Controllo e ricontrollo i testi della trascrizione del discorso (http://www.quirinale.it/elementi/Continua.aspx?tipo=Notizia&key=35753). L’errore si conferma essere proprio di chi ha montato e pubblicato il video su Youtube sul canale Antifattoblog. Video “integrale” che attualmente ha già oltre seimila visite e che cresce abbastanza rapidamente. Ma perché manca questo paragrafo nella registrazione? Non dovrebbe essere piuttosto, come cita il titolo del video, la registrazione integrale del giuramento del rieletto Presidente della Repubblica Italiana? Cosa contiene questo paragrafo di così fastidioso da non essere pubblicato da Il Fatto Quotidiano

Andiamo a rileggerlo attentamente insieme: <Parlando a Rimini a una grande assemblea di giovani nell’agosto 2011, volli rendere esplicito il filo ispiratore delle celebrazioni del 150° della nascita del nostro Stato unitario: l’impegno a trasmettere piena coscienza di “quel che l’Italia e gli italiani hanno mostrato di essere in periodi cruciali del loro passato”, e delle “grandi riserve di risorse umane e morali, d’intelligenza e di lavoro di cui disponiamo”. E aggiunsi di aver voluto così suscitare orgoglio e fiducia “perché le sfide e le prove che abbiamo davanti sono più che mai ardue, profonde e di esito incerto. Questo ci dice la crisi che stiamo attraversando. Crisi mondiale, crisi europea, e dentro questo quadro l’Italia, con i suoi punti di forza e con le sue debolezze, con il suo bagaglio di problemi antichi e recenti, di ordine istituzionale e politico, di ordine strutturale, sociale e civile”.>
Il contenuto non sembra essere di minor spessore del resto del discorso tenuto da Napolitano davanti al Parlamento riunito in seduta comune. Né tantomeno sembra mancare di realismo e concretezza, come anche il resto dei paragrafi pronunciati davanti alle istituzioni politiche italiane. Ma perché? Forse che un riferimento quasi esplicito al Meeting per l’amicizia fra i Popoli da parte del Presidente della Repubblica sia considerato scomodo oppure scandaloso? Perché censurare chi in Italia da decenni riesce a creare vero dialogo ed unire popoli?
Lascio ad ognuno la propria libera interpretazione del fatto e del Fatto. Mi permetto solo di comunicarvi che mi sorprende che una testata come Il Fatto Quotidiano, la quale sbandiera idee di trasparenza e giustizia, censuri diverse righe dal primo discorso ufficiale del nuovo (anche se lo stesso) Presidente della Repubblica.
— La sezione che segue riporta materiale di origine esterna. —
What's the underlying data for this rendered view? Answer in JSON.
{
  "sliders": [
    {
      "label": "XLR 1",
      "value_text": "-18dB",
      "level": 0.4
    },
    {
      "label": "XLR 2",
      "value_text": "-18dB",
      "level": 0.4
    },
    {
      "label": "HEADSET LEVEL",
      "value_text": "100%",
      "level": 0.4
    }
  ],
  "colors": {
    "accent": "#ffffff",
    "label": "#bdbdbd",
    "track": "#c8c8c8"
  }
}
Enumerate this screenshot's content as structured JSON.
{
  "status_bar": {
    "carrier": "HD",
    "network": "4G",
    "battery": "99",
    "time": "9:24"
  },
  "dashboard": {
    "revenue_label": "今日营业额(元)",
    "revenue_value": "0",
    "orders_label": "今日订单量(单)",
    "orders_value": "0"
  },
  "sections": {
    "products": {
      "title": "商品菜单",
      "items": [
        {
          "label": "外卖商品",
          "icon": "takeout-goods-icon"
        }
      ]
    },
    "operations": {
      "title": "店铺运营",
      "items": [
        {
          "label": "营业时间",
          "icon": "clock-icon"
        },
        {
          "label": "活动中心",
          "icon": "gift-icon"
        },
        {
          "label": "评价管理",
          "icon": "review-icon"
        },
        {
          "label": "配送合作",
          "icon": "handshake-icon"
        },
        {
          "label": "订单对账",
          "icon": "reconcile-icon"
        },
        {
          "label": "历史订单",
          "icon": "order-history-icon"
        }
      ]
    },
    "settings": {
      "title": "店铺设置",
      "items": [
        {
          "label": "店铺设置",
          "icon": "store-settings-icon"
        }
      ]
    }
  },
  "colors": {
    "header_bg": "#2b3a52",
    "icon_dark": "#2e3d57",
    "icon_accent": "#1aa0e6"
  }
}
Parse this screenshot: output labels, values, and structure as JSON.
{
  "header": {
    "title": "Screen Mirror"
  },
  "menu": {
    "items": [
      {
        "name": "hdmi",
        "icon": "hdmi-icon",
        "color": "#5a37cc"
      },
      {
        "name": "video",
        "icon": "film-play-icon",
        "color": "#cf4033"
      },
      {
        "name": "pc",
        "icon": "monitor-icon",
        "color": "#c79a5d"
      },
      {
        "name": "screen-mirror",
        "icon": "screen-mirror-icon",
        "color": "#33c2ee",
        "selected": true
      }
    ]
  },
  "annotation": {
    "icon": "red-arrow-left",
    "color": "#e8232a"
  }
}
Concludendo, come lo stesso Napolitano ha recentemente comunicato nel paragrafo omesso nel video di cui vi ho appena raccontato, oggi stiamo attraversando una crisi mondiale, europea ed italiana. Che c’è crisi è un dato di fatto ed è ormai constatabile da tutti nella propria realtà domestica. Crisi economica ma non solo: culturale, educativa, politica e sociale. Mi sorge quindi una domanda: ma come uscire da questa crisi? Come ricostruire e ripartire dalle rovine dell’istituzioni italiane ed europee? Come generare nuovi posti di lavoro e far crescere le aziende? Come riuscire a vedere desiderare ancora chi soffoca sotto le macerie dell’umano moderno?
Si può rispondere con tanti tecnicismi economici e finanziari, oppure con nuove strategie politiche e di welfare, o infine anche proponendo di tornare in piazza con il desiderio di purificare le istituzioni italiane. Si possono intavolare tante belle discussioni, ma, tuttavia, una cosa è certa, la chiave per riaccendere il motore è già stata donata nelle mani degli uomini: iniziare ad amare la verità più di se stessi. Per ripartire occorre quindi tornare ad aprirsi al dialogo e scommettere sempre di più su chi ci sta accanto e condivide con loro il lavoro, la vita o lo studio.